I'm not sure there is a right or wrong way to proceed with a puppy, just different approaches. I like Dunbar's, especially for those new to raising a puppy, because it's simple and fairly foolproof if you religiously follow his simple approach. 

At night, I've roughly followed the rule of thumb of 1 hour for each month of age, plus 1. So, at 8 weeks or 2 months, the pup should be able to go 3 hours at night. Then, once I establish that the puppy can comfortably handle that (isn't up crying or pacing when I get up at the 3 hour mark), then would I've done is increase by 15 minutes every week, which falls in line with that one hour per month of age. 

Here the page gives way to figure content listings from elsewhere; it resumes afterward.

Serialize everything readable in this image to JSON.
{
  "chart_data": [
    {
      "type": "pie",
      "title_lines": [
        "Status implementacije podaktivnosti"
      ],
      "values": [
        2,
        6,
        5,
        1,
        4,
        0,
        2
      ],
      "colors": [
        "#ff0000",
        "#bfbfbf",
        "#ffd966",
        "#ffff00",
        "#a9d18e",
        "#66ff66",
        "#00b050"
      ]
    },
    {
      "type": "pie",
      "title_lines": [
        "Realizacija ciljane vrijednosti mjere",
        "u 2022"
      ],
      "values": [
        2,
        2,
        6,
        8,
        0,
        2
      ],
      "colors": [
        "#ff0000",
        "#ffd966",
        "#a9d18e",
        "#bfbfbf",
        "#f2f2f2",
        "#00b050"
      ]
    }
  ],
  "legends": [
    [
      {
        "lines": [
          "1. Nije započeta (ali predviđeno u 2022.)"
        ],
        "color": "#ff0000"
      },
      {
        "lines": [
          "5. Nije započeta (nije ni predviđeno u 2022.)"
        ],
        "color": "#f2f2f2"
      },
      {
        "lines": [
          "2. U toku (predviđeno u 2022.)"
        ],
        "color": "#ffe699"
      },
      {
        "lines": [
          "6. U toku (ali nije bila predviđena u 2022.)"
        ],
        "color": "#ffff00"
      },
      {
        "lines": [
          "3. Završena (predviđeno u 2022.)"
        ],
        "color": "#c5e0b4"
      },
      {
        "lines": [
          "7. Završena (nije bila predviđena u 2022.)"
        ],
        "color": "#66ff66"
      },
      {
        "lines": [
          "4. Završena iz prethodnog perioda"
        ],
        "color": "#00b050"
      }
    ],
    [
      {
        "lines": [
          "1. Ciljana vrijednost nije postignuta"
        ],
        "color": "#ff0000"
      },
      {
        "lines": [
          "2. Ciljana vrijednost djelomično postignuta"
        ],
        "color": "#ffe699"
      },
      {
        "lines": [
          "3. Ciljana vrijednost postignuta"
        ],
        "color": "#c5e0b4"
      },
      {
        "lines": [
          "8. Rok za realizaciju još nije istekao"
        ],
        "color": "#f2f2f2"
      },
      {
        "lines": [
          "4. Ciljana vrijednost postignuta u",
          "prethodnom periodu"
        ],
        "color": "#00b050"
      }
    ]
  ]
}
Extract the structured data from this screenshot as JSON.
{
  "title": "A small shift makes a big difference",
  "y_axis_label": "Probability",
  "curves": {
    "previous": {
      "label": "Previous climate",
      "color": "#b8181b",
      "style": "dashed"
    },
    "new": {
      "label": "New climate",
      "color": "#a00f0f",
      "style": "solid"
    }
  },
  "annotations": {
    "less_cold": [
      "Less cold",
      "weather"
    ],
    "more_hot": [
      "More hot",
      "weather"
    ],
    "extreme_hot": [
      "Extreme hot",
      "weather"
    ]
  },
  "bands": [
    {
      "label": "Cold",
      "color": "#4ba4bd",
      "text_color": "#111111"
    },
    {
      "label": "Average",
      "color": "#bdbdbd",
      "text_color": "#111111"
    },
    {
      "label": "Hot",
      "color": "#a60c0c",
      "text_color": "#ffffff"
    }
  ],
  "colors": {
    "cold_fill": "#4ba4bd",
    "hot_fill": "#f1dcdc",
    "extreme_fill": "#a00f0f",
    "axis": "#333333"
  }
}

That said, different dogs have different bladders and sleep habits. If I find myself having to practically shake the dog awake, or otherwise clearly not in a hurry to go, then I'll increase the time, usually by 15 minute increments. One of my standards (six year old son of Brees, also from Tabatha) was at 8 hours way ahead of that rule of thumb and these days sometimes goes 18 hours between going to the bathroom, especially if it's raining out. 

Freya is out of Ramsey and Rhea. I don't know much about them, to be honest, other than she is a granddaughter of Rex. My original plan had been to get a pup from your litter, but then Freya became available and it all moved very quickly from there.


----------



## ArreauStandardPoodle (Sep 1, 2009)

She is adorable! What lovely colour and pigment!


----------